Expert Interview with Scarlet Paolicchi on Money and Family



On her blog, Family Focus, Scarlet Paolicchi shares everything from recipes for chocolate chip meringues to no-sew ways to restyle old T-shirts and advice for keeping your kids busy on game day.

But she wasn't always a supermom blogger. Before becoming a stay at home mom to her two kids, Scarlet worked as a retail manager for Express clothing store. While she loved her job, she, like many moms, felt the pull to be at home with her kids. Here she shares how she made it happen.

What tips do you have for moms or dads who want to make the transition from working a full-time job to staying at home?

The transition for us meant accepting a lot less income to work with, but we were at a pretty good point and had just paid off our cars so we didn't have that to worry about for a while. I suggest that if there are any big loans besides the house, you try to get them paid off first, but you don't always get to make that choice. When the income gets reduced, you get good at stretching the money by shopping at thrift stores, using coupons and only buying what you really need.

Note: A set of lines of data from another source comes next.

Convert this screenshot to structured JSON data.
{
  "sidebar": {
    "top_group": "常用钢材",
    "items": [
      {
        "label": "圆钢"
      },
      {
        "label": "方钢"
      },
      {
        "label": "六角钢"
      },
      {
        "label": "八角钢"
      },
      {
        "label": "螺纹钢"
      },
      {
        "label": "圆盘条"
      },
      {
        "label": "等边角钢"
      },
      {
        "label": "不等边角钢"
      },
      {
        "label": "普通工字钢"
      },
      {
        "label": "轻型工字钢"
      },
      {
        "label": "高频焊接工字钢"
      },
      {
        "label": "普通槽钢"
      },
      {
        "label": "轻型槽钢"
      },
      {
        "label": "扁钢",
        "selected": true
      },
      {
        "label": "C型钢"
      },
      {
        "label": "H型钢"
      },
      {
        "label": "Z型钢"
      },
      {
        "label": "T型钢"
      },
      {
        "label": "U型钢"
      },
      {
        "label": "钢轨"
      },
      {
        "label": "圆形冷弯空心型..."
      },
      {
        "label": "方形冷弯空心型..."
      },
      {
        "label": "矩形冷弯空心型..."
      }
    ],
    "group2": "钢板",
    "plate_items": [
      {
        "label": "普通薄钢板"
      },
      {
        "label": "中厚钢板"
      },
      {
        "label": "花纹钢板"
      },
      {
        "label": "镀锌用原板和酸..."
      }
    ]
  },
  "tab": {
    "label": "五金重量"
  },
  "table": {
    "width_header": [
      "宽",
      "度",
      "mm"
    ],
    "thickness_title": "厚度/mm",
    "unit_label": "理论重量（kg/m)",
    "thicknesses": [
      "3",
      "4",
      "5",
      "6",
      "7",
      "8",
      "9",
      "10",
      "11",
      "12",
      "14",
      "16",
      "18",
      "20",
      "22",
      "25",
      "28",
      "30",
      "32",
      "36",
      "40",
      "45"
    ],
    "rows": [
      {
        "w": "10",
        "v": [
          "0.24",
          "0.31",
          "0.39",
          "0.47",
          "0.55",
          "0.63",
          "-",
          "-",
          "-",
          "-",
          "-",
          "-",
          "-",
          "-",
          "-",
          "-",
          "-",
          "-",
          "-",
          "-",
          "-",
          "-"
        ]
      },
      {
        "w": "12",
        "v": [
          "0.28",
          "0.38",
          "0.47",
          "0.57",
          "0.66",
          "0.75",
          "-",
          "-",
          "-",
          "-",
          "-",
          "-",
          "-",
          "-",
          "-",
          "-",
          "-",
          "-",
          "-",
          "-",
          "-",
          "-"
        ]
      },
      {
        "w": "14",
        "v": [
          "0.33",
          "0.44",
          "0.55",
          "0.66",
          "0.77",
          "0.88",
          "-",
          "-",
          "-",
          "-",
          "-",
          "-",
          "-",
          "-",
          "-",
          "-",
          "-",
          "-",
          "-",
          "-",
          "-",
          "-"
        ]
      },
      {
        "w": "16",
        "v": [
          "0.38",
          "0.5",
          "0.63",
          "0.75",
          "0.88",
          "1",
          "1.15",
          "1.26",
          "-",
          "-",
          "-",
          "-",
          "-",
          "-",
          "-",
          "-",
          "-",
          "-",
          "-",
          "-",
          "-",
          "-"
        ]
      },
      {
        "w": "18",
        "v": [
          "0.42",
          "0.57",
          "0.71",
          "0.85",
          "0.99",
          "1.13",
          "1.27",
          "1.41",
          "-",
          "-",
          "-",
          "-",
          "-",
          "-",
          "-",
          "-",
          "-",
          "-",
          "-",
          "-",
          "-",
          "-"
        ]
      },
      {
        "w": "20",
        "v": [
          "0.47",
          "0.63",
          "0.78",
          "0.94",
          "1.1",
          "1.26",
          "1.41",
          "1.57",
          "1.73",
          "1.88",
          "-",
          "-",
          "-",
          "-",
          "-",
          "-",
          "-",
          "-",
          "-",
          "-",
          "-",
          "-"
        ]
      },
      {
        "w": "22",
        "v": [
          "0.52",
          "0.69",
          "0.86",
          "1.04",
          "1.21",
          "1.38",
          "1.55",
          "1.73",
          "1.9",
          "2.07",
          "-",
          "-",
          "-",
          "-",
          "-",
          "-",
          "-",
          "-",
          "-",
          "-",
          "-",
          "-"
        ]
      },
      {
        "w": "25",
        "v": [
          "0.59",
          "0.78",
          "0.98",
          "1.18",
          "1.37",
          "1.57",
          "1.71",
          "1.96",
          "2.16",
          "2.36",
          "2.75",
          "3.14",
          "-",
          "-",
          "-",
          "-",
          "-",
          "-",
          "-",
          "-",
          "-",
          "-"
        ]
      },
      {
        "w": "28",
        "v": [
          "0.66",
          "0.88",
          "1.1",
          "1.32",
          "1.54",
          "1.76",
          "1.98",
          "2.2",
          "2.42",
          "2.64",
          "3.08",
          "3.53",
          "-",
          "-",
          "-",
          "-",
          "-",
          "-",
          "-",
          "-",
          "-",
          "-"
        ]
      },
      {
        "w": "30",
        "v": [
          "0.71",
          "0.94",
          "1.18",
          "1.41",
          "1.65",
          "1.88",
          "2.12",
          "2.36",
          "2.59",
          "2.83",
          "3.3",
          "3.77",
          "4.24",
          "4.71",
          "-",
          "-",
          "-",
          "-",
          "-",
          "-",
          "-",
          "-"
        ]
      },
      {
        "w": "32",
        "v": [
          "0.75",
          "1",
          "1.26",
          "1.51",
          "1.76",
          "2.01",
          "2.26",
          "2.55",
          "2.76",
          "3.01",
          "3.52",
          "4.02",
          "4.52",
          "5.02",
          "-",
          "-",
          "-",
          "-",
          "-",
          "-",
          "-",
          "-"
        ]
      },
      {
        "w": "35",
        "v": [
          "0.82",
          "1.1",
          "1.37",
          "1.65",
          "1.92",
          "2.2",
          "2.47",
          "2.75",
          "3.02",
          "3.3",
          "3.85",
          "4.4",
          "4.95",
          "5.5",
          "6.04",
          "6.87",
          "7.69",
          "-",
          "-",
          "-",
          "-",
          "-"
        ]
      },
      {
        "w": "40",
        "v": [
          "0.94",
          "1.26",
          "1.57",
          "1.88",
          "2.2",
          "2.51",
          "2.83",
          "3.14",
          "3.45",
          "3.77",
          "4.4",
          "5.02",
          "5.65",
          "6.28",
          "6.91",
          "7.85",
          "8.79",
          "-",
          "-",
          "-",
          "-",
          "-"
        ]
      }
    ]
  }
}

How do you balance your raising your family with your blogging duties?

I didn't start blogging until my youngest was about three, so by that time he was getting good at playing by himself for chunks of time and I made good use of his nap times as well. It was tough getting things done but I made them my priority and worked whenever the schedule allowed. Now, I try to do most of my blogging while they are at school.

What was the biggest adjustment you had to make as far as family finances go when you first decided to stay home?

I got a part-time job in the beginning to help it not be such a major drop in income, but we definitely had to tighten our belts and not eat out or go on vacations for quite awhile.

What's been the most surprising thing or biggest lesson you've learned about managing a budget while staying at home?

The budget is always changing as opportunities present themselves. For a while it was just a struggle to make the bills, now I am beginning to have the luxury of managing our budget and trying to put some aside. I am learning as I go and a lot of times I am learning how much more there is to know.

What tips do you have for pinching pennies as a stay-at-home parent?

I thought thrift stores were cool way before Macklemore made them cool! You can save so much money there. I also used Craiglist as a way of cashing out when my kids outgrew stuff. Garage sales saved me a ton of money as well. I clipped coupons from the paper and I tried to stock up on the sale items at the grocery store.

What advice do you have for finding supplemental income?

I tried several things until I found the thing that was right for me. I say don't be afraid to give something a whirl and don't give up. If you enjoy something, you will work it until it works for you. I tried direct sales, I tried part time at a coffee shop, and then I found blogging and I love it. Blogging is a lot of work but I love it.

What are your favorite tools or resources for helping manage your family budget?

My best resource is my natural thrifty ability to find deals and to only buy what I need. I look in some people's closet and I think, "Man that would be a bummer to have so many shoes to chose from." I try to simplify and get just what we need.

How often do you think families should re-evaluate their finances?

Whenever the finances change, whether up or down, it is good to re-evaluate to figure out how to make things work or how to put something away for later when you can.

What tips do you have for teaching your kids how to handle money responsibly?

Right now, my kids are still kind of young, but I teach them by discussing expenses with them. I try to give them an idea of what things cost and that when we spend money we need to think about whether we need the item and how long it will last. I teach them to help me look for the sale tags at the grocery store. Soon, we will start with allowances and I will have them save a portion but we are not there quite yet.